Over the next few weeks, I thought might share some of my annoyances with life in Corporate IT; some of them are vendor driven and some are the result of wrong-headed thinking in the end-users! I'm sure everyone has their own annoyances and some of my readers could probably write several volumes on theirs.
So first up is 'Enterprise License Agreements' or what they mean and how end-users tend to look at them; this is often a case of the end-user walking into a nicely vendor-dug trap and smiling as they fall into it.
For a single payment; you can consume as much of a vendor's product as you possibly can over a period of time; so what's not to like?
Well after the contracted period, you face a license true-up; so you've merrily gone on consuming as much as you can eat and now you have an elasticated waist-band on your servers and now you must pay for all those licenses.

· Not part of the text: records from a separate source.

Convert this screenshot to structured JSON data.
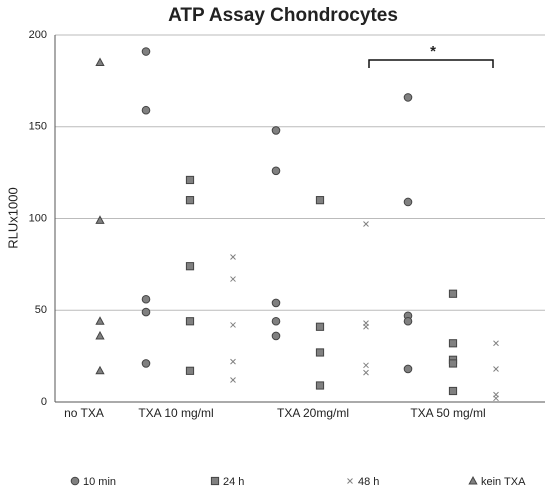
{
  "chart_data": {
    "type": "scatter",
    "title": "ATP Assay Chondrocytes",
    "ylabel": "RLUx1000",
    "categories": [
      "no TXA",
      "TXA 10 mg/ml",
      "TXA 20mg/ml",
      "TXA 50 mg/ml"
    ],
    "ylim": [
      0,
      200
    ],
    "yticks": [
      0,
      50,
      100,
      150,
      200
    ],
    "grid": true,
    "legend": "bottom",
    "annotation": "*",
    "series": [
      {
        "name": "10 min",
        "marker": "circle",
        "color": "#808080",
        "values": [
          [],
          [
            191,
            159,
            56,
            49,
            21
          ],
          [
            148,
            126,
            54,
            44,
            36
          ],
          [
            166,
            109,
            47,
            44,
            18
          ]
        ]
      },
      {
        "name": "24 h",
        "marker": "square",
        "color": "#808080",
        "values": [
          [],
          [
            121,
            110,
            74,
            44,
            17
          ],
          [
            110,
            41,
            27,
            9
          ],
          [
            59,
            32,
            23,
            21,
            6
          ]
        ]
      },
      {
        "name": "48 h",
        "marker": "cross",
        "color": "#808080",
        "values": [
          [],
          [
            79,
            67,
            42,
            22,
            12
          ],
          [
            97,
            43,
            41,
            20,
            16
          ],
          [
            32,
            18,
            4,
            2
          ]
        ]
      },
      {
        "name": "kein TXA",
        "marker": "triangle",
        "color": "#808080",
        "values": [
          [
            185,
            99,
            44,
            36,
            17
          ],
          [],
          [],
          []
        ]
      }
    ]
  }
}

Of course that payment will probably take the form of another 'Enterprise License Agreement' and so it goes on but you've got so many installs of the software; you have effectively become an addict and there's no way out.
Time after time; I hear project managers tell me 'But it's free and it doesn't cost my project anything!'. You try to explain that it's not free and there might be a better fit for their problem but it all falls on deaf-ears. After all, the project manager gets it for free and there's no annoying budgetary considerations for them to take on.
And then there is the situation where an inordinate amount is spent on an ELA and yet at the end of the period when you do the calculation, your cost per license is no better than if you'd gone for a PAYG-type model.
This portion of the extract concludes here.